Através de um discurso dominante, muitos outros discursos são silenciados, ou seja, o outro se encontra em um processo de silenciamento e nesse ponto se faz presente a problematização dos discursos. O etnocentrismo europeu está enraizado no ethos da sociedade brasileira, que foi sendo construído durante séculos sobre bases e correntes de pensamento européias. Nos conteúdos escolares brasileiros, principalmente em livros de história, as informações a respeito do descobrimento do Brasil em 1500 mostram que a visão do europeu quando nesse continente chegou ainda está presente nos dias atuais, visão essa em que os povos nativos não são vistos como sujeitos, mas como selvagens, sem organização social, sem cultura, seres sem direitos, que não conhecem o trabalho.
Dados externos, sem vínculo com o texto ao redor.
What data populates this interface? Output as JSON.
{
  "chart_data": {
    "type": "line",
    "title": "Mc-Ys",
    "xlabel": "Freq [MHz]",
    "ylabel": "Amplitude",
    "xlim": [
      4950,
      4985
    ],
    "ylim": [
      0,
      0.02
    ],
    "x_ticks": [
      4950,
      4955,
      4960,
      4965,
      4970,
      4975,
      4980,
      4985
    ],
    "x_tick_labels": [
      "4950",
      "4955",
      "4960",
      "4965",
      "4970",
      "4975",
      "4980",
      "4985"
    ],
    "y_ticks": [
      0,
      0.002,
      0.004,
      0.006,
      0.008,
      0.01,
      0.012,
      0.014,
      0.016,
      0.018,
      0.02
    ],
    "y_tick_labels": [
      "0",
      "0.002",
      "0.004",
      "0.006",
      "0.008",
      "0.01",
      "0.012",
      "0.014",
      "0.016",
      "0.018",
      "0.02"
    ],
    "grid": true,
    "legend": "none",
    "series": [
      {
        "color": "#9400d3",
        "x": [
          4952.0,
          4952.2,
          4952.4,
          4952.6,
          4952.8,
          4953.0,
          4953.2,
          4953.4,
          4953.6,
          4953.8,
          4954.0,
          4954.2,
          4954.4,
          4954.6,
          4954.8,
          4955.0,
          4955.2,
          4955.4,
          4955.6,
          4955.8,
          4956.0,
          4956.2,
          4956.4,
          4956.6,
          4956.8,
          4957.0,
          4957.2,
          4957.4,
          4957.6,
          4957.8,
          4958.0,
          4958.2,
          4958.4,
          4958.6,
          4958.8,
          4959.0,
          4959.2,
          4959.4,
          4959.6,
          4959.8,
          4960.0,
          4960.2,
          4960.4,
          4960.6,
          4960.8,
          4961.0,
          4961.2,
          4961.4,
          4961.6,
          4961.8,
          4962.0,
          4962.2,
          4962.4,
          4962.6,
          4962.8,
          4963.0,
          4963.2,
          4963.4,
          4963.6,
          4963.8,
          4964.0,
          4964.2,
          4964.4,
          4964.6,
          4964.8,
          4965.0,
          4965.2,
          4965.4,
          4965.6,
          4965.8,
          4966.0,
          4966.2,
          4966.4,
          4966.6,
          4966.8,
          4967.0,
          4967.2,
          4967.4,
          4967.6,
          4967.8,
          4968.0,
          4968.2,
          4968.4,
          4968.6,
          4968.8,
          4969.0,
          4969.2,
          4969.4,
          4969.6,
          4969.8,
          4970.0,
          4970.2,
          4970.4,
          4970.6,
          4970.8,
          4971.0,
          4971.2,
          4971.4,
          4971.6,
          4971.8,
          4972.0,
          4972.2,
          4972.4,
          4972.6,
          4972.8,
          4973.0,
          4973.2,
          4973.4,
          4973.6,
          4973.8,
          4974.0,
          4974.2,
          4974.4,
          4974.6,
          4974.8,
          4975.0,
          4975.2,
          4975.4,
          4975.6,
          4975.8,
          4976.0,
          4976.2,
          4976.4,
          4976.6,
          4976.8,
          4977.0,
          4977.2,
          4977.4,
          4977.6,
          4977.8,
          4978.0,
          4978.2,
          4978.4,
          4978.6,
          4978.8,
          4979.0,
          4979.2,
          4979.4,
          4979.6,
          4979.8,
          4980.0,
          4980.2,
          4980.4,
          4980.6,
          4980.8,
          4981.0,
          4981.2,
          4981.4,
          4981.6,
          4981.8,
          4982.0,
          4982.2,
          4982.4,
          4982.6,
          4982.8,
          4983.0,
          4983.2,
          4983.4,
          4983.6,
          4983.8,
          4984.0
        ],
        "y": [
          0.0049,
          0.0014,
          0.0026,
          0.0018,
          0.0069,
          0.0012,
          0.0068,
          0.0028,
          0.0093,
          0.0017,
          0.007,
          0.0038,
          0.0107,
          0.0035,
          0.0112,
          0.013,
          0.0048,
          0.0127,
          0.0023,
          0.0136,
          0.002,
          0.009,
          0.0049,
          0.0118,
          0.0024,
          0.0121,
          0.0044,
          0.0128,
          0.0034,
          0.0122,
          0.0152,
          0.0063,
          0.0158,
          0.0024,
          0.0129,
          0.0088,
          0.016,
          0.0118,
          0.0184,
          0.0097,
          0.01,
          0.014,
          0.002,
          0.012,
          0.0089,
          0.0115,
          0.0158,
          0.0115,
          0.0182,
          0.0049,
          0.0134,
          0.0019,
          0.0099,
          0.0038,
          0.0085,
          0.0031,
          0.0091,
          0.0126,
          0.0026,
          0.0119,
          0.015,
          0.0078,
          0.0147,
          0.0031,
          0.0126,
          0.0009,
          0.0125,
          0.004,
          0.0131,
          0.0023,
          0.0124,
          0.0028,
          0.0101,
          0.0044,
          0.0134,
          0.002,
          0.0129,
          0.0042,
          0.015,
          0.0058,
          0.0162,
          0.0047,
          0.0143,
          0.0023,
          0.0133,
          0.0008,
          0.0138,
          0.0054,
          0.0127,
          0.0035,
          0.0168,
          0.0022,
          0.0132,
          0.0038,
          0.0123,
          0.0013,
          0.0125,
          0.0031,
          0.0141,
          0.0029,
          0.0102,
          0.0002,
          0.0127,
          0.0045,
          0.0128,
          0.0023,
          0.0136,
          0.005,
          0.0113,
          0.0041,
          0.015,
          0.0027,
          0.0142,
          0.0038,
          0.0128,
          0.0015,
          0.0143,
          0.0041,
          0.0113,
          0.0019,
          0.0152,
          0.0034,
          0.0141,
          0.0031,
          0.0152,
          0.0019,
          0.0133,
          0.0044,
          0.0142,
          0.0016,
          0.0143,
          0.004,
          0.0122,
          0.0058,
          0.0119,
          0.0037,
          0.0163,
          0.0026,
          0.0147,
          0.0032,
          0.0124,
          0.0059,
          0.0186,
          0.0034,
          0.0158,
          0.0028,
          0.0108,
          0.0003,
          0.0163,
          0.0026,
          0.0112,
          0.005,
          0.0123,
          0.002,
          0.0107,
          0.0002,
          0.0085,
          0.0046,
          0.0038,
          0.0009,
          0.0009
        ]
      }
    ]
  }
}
Ou seja, vistos enquanto objetos do Novo Mundo, não como seres humanos com culturas diferenciadas e organizações sociais próprias.
Fazendo a ponte desde o nascimento do Brasil até 2008, podemos observar como a nação brasileira deu continuidade à visão que se iniciou no Brasil enquanto Ilha de Vera Cruz .Visão da fala de outros: cientistas, europeus, missionários, e não a visão do próprio indígena.
‘Caridade’ do governo
A voz silenciada não conduz sua própria vida, mas é conduzida por vozes de outros, se tornando objeto do outro, que por ela fala. Podemos observar que ao logo dos anos continua presente a imagem estereotipada a respeito do indígena e o que é ser indígena, a imagem romântica do ‘bom selvagem’ e do ‘mau selvagem’ que foi propagada pelo indianismo.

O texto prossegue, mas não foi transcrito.